21.08., 13:00
Bei einer Auseinandersetzung in einem Geschäft in Altlindenau ist ein 29-Jähriger durch Messerstiche verletzt worden; der 42-jährige Tatverdächtige wurde verhaftet.
Am Donnerstagabend, 20. August, kam es gegen 20:15 Uhr in einem Ladengeschäft in der Henricistraße im Leipziger Stadtteil Altlindenau zu einer gefährlichen Körperverletzung. Ein 42-Jähriger verletzte den 29-jährigen Verkäufer mit einem Messer. Der Mann wurde mit Verletzungen ins Krankenhaus gebracht.
Tatverdächtiger gefasst
Zeugen halfen der Polizei, den mutmaßlichen Täter in der unmittelbaren Nähe zu stellen. Beamte sicherstellten das mutmaßliche Tatwerkzeug. Bei der Überprüfung des 42-Jährigen stellte sich heraus, dass bereits ein Haftbefehl des Amtsgerichts Leipzig gegen ihn vorlag – wegen gefährlicher Körperverletzung und Widerstand gegen Vollstreckungsbeamte. Er wurde festgenommen und zur Staatsanwaltschaft vorgeführt. Der Haftbefehl wurde in Vollzug gesetzt.
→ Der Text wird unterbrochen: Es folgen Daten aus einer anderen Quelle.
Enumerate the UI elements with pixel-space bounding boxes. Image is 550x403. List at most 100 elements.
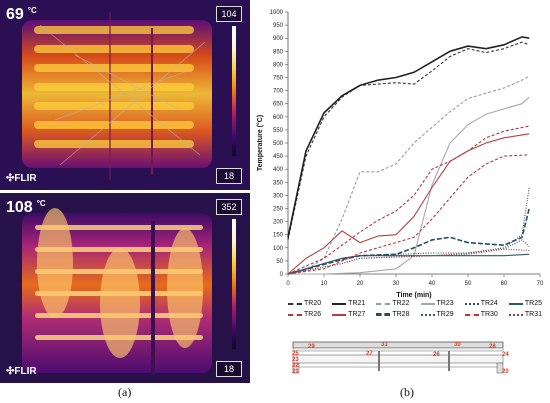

Während der Maßnahmen wurde außerdem ein 28-Jähriger festgenommen, der mit dem Geschäft verbunden ist. Gegen ihn lag ein Vollstreckungshaftbefehl wegen einer unbezahlten Geldstrafe vor. Die Ermittlungen zu den Hintergründen der Auseinandersetzung dauern an.
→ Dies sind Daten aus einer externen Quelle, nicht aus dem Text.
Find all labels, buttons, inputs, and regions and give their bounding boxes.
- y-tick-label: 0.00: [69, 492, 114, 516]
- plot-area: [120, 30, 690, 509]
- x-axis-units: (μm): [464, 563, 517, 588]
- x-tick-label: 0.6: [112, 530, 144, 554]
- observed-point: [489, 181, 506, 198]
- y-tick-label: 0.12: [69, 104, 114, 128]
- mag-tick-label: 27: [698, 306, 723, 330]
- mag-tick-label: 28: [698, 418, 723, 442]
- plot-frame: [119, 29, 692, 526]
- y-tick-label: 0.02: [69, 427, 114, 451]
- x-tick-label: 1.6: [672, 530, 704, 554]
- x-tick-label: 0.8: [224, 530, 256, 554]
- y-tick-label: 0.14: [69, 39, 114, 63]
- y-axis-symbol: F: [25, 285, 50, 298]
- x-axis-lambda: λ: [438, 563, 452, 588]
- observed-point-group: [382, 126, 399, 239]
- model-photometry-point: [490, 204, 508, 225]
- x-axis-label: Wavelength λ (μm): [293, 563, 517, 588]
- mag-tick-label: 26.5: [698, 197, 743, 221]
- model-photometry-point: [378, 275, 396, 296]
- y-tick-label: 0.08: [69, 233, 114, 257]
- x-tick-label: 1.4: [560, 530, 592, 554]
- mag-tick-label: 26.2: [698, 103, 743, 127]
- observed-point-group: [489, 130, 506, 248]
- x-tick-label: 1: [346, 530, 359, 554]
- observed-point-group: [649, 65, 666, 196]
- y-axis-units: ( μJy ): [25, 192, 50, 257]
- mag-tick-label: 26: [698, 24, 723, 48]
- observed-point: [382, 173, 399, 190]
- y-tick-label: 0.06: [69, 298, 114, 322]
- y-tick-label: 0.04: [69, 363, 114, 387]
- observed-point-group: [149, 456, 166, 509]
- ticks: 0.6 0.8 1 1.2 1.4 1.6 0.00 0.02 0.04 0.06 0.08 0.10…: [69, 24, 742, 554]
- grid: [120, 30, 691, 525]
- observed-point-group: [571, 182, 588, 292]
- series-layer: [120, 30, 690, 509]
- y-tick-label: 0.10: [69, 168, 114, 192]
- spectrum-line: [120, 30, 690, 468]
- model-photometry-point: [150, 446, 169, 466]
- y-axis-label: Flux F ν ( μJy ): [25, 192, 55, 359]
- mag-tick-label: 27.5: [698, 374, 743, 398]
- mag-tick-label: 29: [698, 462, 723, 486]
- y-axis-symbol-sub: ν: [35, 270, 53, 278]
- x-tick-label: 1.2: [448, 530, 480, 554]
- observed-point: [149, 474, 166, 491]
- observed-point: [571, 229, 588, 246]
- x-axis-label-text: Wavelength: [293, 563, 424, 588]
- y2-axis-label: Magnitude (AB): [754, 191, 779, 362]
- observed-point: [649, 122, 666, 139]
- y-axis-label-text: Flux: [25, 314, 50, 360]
Quelle: Medienservice Sachsen, Mitteilung vom 21. August 2026
20.08., 12:30
In der Nacht zum 16. August wurden zwei Radfahrer in Leipzig-Zentrum-Nordwest von fünf Personen überfallen und ausgeraubt.
Auf der Festwiese am Sportforum kam es kurz nach Mitternacht zu einem Übergriff. Zwei Fußballfans waren mit ihren Fahrrädern vom Elsterflutbecken in Richtung der Festwiese unterwegs, als sie von fünf Tätern angegriffen wurden.
Zunächst wurde der bis dato unbekannte Begleiter eines 28-Jährigen angesprochen und angegriffen. Der 28-Jährige versuchte einzugreifen, wurde daraufhin selbst körperlich überwältigt. Beiden Männern wurden ihre Fanutensilien gewaltsam entrissen. Die Täter flohen anschließend in einem dunklen BMW-Kombi.
Personenbeschreibung: Einer der fünf Täter ist zwischen 20 und 25 Jahre alt, etwa 1,80 Meter groß, hat kurze Haare und trug ein T-Shirt und kurze Hose.
Die Polizei ermittelt wegen Raubes und räuberischer Erpressung. Gesucht werden Zeugen sowie der bislang unbekannte zweite Geschädigte. Hinweise nimmt die Kriminalpolizei Leipzig unter der Telefonnummer (0341) 966 4 6666 entgegen.
Quelle: Medienservice Sachsen, Mitteilung vom 20. August 2026.
19.08., 20:18
Sechs Kinder haben am Montag in Halle (Saale) Ammendorf einen Gegenstand in das Gleis eines Güterzuges geworfen. Die Bundespolizei ermittelt wegen gefährlichen Eingriffs in den Bahnverkehr.
Am Montag, 17. August 2026, gegen 17:11 Uhr meldete die Notfallleitstelle der Deutschen Bahn der Bundespolizei einen Vorfall im Bereich der Hohe Straße in Halle (Saale) Ammendorf. Ein Zugführer eines Güterzugs in Richtung Eisenach hatte mehrere Personen auf einer Fußgängerbrücke beobachtet und bemerkt, dass ein Gegenstand in das Fahrgleis geworfen wurde. Die Bahnstrecke wurde daraufhin gesperrt.
Beamte des Bundespolizeirevieres Halle (Saale) stellten sechs Kinder im Alter von 11 bis 14 Jahren fest. Die Erziehungsberechtigten wurden benachrichtigt. Am Zug entstand nach bisherigen Erkenntnissen kein Sachschaden.
Gefährlicher Eingriff in den Bahnverkehr
Die Bundespolizeiinspektion Magdeburg leitete ein Ermittlungsverfahren ein. Die Behörde warnt eindringlich vor der Gefahr: Züge nähern sich oft sehr leise und können je nach Windrichtung spät wahrgenommen werden. Die Sogwirkung vorbeifahrender Züge kann zu schweren oder tödlichen Unfällen führen. Auch abprallende Schottersplitter können erhebliche Verletzungen verursachen.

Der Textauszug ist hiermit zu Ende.